Biochemical Society Transactions

Synaptopathies: Dysfunction of Synaptic Function

Confirmed rare copy number variants implicate novel genes in schizophrenia

Gloria W.C. Tam, Louie N. van de Lagemaat, Richard Redon, Karen E. Strathdee, Mike D.R. Croning, Mary P. Malloy, Walter J. Muir, Ben S. Pickard, Ian J. Deary, Douglas H.R. Blackwood, Nigel P. Carter, Seth G.N. Grant

Abstract

Understanding how cognitive processes including learning, memory, decision making and ideation are encoded by the genome is a key question in biology. Identification of sets of genes underlying human mental disorders is a path towards this objective. Schizophrenia is a common disease with cognitive symptoms, high heritability and complex genetics. We have identified genes involved with schizophrenia by measuring differences in DNA copy number across the entire genome in 91 schizophrenia cases and 92 controls in the Scottish population. Our data reproduce rare and common variants observed in public domain data from >3000 schizophrenia cases, confirming known disease loci as well as identifying novel loci. We found copy number variants in PDE10A (phosphodiesterase 10A), CYFIP1 [cytoplasmic FMR1 (Fragile X mental retardation 1)-interacting protein 1], K+ channel genes KCNE1 and KCNE2, the Down's syndrome critical region 1 gene RCAN1 (regulator of calcineurin 1), cell-recognition protein CHL1 (cell adhesion molecule with homology with L1CAM), the transcription factor SP4 (specificity protein 4) and histone deacetylase HDAC9, among others (see http://www.genes2cognition.org/SCZ-CNV). Integrating the function of these many genes into a coherent model of schizophrenia and cognition is a major unanswered challenge.

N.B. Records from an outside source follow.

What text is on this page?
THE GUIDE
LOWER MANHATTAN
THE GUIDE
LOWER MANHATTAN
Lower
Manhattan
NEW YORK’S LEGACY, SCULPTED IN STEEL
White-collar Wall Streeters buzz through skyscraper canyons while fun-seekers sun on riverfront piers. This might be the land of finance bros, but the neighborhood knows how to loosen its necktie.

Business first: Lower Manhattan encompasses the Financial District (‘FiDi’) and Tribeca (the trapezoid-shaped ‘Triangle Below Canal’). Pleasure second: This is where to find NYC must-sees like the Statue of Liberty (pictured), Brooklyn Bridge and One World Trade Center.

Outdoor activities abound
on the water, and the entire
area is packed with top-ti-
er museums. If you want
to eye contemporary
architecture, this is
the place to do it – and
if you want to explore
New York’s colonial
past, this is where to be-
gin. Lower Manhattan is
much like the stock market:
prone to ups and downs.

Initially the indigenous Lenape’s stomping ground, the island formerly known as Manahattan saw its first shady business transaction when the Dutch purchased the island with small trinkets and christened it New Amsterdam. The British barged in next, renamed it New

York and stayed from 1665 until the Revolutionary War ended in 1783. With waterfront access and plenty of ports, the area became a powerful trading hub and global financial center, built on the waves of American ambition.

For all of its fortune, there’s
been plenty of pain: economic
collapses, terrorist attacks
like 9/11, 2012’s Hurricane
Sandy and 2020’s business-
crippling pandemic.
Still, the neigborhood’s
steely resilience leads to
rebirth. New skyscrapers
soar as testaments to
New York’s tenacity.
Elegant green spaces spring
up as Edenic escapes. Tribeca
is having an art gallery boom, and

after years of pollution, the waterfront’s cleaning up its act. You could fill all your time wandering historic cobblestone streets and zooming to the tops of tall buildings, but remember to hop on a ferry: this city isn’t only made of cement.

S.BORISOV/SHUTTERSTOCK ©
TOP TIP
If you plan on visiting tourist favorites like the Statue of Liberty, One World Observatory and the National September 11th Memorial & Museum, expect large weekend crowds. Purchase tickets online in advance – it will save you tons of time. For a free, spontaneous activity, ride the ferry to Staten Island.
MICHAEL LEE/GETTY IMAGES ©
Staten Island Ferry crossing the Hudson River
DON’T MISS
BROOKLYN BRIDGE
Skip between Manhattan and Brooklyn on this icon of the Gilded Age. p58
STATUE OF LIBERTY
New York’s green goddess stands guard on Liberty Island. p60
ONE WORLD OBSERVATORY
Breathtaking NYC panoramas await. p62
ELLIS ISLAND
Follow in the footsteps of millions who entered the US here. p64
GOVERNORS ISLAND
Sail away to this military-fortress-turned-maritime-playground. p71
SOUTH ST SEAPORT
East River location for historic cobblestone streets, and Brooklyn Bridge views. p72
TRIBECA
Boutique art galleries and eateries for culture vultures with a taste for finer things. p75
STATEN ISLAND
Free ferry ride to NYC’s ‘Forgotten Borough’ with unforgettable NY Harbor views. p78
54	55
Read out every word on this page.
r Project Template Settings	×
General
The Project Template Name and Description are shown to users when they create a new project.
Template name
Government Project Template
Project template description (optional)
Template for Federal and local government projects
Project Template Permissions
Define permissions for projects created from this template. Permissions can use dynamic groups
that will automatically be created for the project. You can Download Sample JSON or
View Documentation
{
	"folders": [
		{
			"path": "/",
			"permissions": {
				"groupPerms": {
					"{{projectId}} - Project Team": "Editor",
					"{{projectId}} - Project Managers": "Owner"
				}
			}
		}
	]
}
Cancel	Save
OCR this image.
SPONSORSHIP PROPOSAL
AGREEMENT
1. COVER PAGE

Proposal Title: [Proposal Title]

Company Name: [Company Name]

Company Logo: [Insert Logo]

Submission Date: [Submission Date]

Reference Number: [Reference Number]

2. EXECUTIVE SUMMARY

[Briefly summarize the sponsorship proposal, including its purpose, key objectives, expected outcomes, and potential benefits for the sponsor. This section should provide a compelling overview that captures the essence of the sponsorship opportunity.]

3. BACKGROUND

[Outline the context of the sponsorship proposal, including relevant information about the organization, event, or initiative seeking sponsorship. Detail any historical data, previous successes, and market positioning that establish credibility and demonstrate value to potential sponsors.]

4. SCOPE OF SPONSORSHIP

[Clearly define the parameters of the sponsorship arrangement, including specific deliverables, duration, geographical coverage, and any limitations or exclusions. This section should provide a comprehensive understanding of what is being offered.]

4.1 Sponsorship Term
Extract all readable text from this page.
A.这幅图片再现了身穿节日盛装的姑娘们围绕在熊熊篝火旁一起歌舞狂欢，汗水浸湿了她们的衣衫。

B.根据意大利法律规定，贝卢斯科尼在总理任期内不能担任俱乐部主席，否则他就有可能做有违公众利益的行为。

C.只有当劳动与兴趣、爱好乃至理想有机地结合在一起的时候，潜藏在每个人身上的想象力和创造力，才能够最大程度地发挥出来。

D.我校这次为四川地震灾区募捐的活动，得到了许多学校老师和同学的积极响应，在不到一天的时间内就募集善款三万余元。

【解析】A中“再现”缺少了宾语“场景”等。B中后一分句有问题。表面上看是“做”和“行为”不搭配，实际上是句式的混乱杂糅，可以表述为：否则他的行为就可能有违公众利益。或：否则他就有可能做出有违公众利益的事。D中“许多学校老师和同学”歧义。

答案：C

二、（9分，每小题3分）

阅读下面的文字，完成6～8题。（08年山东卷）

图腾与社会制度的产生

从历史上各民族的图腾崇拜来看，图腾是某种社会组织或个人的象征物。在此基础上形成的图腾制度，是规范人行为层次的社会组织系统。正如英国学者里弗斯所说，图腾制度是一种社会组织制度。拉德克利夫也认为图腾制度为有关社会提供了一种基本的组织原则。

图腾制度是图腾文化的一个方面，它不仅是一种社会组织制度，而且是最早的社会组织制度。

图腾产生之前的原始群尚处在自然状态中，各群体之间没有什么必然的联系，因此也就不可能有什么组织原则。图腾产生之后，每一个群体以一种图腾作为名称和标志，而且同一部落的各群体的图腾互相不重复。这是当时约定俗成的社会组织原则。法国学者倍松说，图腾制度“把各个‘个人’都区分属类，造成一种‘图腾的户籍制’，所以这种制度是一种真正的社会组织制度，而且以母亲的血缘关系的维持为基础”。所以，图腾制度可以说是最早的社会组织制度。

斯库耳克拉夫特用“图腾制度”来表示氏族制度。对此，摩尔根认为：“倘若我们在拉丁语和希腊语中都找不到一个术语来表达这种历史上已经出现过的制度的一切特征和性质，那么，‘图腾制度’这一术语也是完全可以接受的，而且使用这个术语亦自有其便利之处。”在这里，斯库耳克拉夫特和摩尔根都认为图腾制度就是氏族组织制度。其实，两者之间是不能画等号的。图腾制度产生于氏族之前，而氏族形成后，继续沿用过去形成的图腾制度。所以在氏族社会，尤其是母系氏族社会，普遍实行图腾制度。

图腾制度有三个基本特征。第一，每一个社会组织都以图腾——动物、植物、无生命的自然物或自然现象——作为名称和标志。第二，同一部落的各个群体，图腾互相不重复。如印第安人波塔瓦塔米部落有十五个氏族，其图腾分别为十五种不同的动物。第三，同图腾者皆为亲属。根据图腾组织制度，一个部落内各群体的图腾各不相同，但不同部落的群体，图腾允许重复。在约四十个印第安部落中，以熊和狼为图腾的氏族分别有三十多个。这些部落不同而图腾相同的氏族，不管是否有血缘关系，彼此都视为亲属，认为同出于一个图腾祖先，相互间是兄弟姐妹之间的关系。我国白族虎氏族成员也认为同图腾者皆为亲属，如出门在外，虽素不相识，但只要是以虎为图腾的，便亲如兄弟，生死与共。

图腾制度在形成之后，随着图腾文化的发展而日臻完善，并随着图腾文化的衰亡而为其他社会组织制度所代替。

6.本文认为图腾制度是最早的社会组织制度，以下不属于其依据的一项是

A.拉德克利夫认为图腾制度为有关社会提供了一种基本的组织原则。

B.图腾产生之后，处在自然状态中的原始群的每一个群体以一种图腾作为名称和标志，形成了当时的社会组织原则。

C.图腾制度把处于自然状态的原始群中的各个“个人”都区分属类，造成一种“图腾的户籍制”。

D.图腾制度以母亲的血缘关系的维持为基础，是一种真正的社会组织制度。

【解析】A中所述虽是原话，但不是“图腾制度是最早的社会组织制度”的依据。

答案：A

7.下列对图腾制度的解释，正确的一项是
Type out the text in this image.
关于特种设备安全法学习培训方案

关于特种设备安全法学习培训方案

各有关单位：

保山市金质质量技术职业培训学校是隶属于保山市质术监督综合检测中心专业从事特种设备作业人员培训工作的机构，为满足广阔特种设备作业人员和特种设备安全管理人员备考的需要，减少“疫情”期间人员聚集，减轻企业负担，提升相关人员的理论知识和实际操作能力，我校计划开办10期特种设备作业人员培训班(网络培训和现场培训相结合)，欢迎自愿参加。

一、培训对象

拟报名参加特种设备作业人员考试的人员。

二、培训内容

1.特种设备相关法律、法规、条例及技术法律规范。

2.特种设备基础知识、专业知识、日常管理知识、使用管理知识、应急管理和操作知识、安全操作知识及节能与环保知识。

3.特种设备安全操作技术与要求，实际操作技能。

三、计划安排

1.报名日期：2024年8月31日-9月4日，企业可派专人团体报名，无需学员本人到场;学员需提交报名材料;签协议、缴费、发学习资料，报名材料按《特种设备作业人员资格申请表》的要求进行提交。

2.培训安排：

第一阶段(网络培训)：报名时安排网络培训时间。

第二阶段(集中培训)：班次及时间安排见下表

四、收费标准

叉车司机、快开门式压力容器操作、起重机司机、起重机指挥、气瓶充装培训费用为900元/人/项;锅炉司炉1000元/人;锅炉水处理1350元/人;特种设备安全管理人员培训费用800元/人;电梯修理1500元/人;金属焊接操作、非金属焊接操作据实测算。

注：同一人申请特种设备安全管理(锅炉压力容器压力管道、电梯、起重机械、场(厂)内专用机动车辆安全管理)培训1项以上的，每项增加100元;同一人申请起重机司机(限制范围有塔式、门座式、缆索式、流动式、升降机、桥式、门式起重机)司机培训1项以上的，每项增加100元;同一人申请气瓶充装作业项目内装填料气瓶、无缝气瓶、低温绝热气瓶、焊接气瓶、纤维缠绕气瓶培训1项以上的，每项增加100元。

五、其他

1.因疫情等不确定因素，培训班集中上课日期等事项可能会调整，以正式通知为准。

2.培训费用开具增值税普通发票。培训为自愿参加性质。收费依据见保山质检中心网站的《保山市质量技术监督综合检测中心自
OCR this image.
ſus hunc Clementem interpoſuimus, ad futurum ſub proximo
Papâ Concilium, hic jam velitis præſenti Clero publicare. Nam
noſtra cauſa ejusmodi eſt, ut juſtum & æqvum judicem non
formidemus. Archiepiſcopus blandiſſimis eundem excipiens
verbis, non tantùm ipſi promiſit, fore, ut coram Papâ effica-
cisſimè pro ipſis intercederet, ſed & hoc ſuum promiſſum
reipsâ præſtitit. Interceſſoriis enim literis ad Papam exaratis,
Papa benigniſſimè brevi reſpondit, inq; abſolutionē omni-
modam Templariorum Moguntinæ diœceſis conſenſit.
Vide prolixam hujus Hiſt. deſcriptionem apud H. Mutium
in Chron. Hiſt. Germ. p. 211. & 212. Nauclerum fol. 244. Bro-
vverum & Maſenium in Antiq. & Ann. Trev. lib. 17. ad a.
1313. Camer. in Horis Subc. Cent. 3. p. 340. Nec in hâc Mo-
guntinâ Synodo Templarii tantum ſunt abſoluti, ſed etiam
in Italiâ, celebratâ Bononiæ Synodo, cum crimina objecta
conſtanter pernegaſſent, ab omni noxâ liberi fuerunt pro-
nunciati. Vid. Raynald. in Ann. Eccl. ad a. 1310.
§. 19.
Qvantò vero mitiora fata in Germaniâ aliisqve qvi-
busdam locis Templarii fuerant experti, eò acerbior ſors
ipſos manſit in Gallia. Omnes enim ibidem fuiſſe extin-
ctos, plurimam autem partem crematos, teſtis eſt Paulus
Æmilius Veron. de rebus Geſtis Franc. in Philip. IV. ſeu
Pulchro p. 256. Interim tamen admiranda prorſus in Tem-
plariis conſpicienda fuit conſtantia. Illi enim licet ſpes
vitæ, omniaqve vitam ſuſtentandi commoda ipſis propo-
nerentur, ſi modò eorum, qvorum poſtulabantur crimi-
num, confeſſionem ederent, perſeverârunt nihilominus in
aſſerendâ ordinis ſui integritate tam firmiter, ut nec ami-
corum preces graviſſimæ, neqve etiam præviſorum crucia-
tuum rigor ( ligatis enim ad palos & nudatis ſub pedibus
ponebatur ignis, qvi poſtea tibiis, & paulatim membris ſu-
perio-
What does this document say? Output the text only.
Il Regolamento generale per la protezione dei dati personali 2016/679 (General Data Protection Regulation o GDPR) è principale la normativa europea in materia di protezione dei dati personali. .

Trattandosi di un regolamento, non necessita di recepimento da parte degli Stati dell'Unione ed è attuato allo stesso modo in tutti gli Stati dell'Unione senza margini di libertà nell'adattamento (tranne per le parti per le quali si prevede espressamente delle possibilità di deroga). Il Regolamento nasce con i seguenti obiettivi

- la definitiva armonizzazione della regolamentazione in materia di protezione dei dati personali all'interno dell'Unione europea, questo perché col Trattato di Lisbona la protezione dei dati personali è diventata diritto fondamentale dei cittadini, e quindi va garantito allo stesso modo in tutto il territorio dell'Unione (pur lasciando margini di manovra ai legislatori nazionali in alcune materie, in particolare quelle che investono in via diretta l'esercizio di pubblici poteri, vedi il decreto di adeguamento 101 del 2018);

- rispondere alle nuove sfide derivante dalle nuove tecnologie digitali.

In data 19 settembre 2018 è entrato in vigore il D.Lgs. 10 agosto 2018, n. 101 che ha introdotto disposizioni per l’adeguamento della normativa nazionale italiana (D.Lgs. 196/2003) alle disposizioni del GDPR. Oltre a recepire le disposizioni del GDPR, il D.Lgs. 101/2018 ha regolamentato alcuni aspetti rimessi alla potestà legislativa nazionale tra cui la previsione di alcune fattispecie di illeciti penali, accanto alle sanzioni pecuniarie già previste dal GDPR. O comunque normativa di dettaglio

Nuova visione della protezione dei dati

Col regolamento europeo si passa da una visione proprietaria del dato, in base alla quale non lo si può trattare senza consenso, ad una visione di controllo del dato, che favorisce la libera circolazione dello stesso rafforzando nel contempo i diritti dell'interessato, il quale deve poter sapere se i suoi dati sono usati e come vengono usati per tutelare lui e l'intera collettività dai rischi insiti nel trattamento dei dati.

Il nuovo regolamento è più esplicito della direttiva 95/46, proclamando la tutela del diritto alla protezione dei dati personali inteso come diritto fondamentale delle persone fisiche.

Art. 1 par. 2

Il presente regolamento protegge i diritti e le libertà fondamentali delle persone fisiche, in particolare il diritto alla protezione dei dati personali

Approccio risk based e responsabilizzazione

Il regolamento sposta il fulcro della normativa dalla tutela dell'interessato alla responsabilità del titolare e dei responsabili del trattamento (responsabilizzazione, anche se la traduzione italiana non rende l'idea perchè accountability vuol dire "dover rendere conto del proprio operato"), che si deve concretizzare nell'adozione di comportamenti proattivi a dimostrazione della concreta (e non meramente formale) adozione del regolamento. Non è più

  • array comparative genome hybridization
  • copy number variant
  • psychiatric genetics
  • schizophrenia

Introduction

Schizophrenia is a debilitating psychiatric disorder that affects 1% of the population worldwide. It is characterized by positive psychotic symptoms, such as hallucinations and delusions, and negative symptoms, including cognitive and social impairments [1]. With an estimated heritability coefficient of ~0.8, schizophrenia is thought to have strong genetic components, interacting with a number of environmental, epigenetic and stochastic factors. Identifying genomic variants linked to schizophrenia is therefore a crucial step in understanding the aetiology and pathophysiology of the disorder.

In previous decades, the main strategies used in psychiatric genetics were family linkage and case-control association studies [13], complemented by the identification of cytogenetic abnormalities. This led to the discovery of some rare, potentially disease-causing, mutations: for example, disease-related genes or genetic loci such as DISC1 (disrupted in schizophrenia 1), NPAS3 [neuronal PAS (Per/Arnt/Sim) domain 3] and 22q11 were identified from balanced translocations or microdeletions. They have subsequently been supported by compelling biological and functional evidence as candidates for contributors to the aetiology of schizophrenia.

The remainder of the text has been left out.